View Single Post
  #21   Report Post  
Harlan Grove
 
Posts: n/a
Default

Karl Burrows wrote...
....
It boils down to taking a column of builder names and stripping off the data
that is not common to all values for that builder, whether that means
removing 60', - 60, - Greenbrier, or any other designation they may come up
with. I think that is where the hang up is. Unless you can compare all the
builder values and then say well these are pretty much alike other than the
"60" at the end or "townhome" or other, so let's remove that portion. I
haven't had a chance to try to coding and maybe that is what it does.

....

The problem is that some of the qualifiers added to some of the builder
names could be legitimate parts of a person's or company's name.
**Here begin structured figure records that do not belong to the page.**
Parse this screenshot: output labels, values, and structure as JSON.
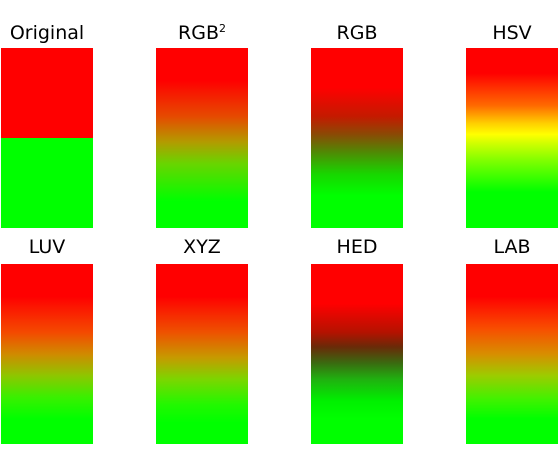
{
  "panels": [
    {
      "title": "Original",
      "gradient": "g-original",
      "colors": [
        "#ff0000",
        "#00ff00"
      ]
    },
    {
      "title": "RGB",
      "superscript": "2",
      "gradient": "g-rgb2",
      "colors": [
        "#ff0000",
        "#00ff00"
      ]
    },
    {
      "title": "RGB",
      "gradient": "g-rgb",
      "colors": [
        "#ff0000",
        "#00ff00"
      ]
    },
    {
      "title": "HSV",
      "gradient": "g-hsv",
      "colors": [
        "#ff0000",
        "#ffff00",
        "#00ff00"
      ]
    },
    {
      "title": "LUV",
      "gradient": "g-luv",
      "colors": [
        "#ff0000",
        "#00ff00"
      ]
    },
    {
      "title": "XYZ",
      "gradient": "g-xyz",
      "colors": [
        "#ff0000",
        "#00ff00"
      ]
    },
    {
      "title": "HED",
      "gradient": "g-hed",
      "colors": [
        "#ff0000",
        "#00ff00"
      ]
    },
    {
      "title": "LAB",
      "gradient": "g-lab",
      "colors": [
        "#ff0000",
        "#00ff00"
      ]
    }
  ]
}
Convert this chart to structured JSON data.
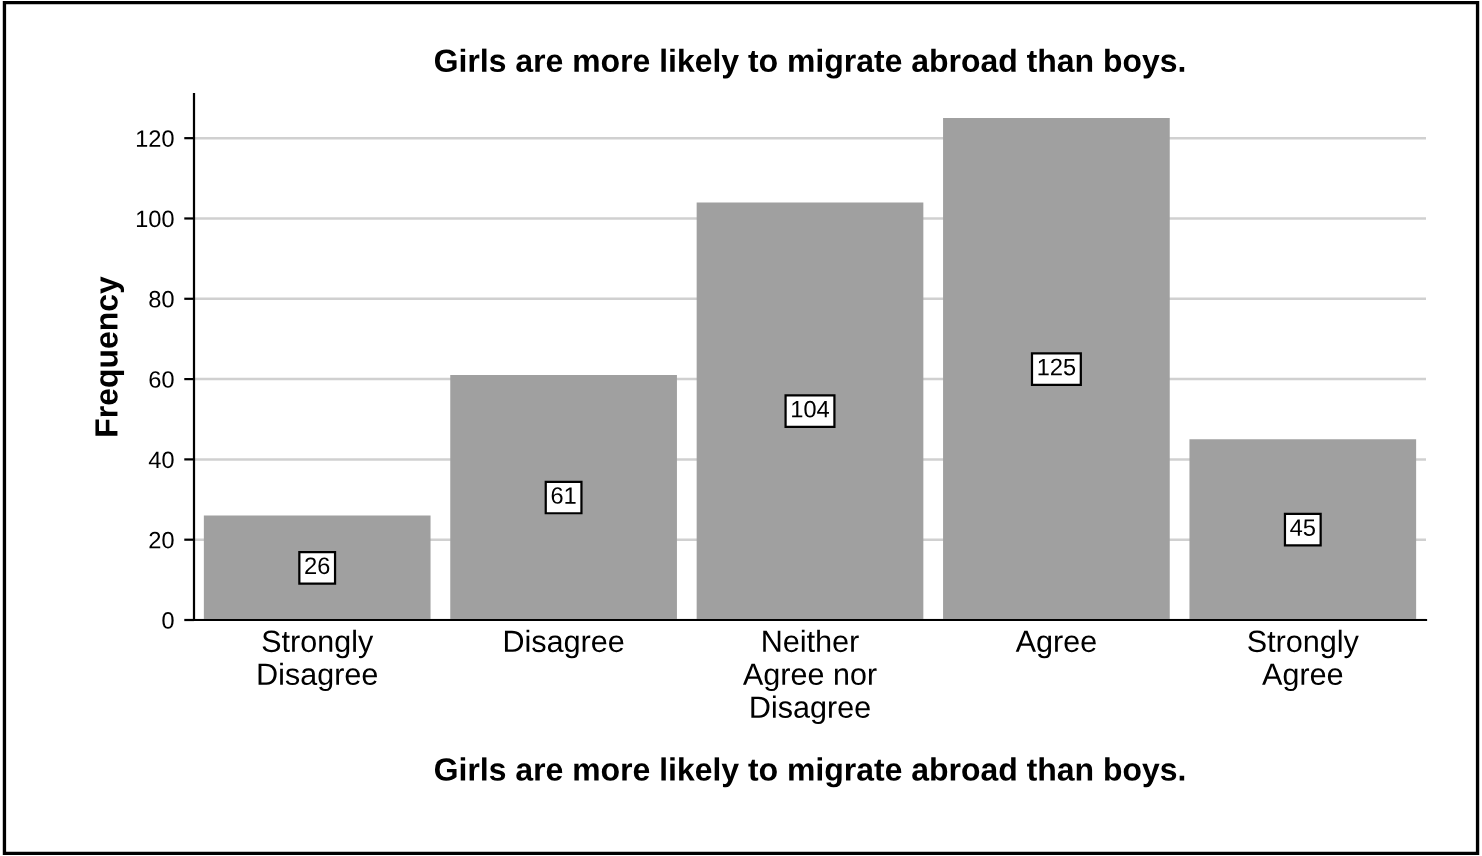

I'm
not saying that's in fact the case, just that it could be. For example,
Home and House can be surnames.

If the only added qualifiers you have to deal with involve anything
beginning with a decimal numeral or a hyphen, you could use regular
expressions to remove them. But you also have normal words appended
with no more than a space separating them from the builder name. Unless
*YOU* could compile an exhaustive list of such words that would always
be deleted and never erroneously truncate any builder's name, then you
could use a list of these words as tokens to remove from your records.
Then feed what's left through a dictionary object to eliminate
duplicates.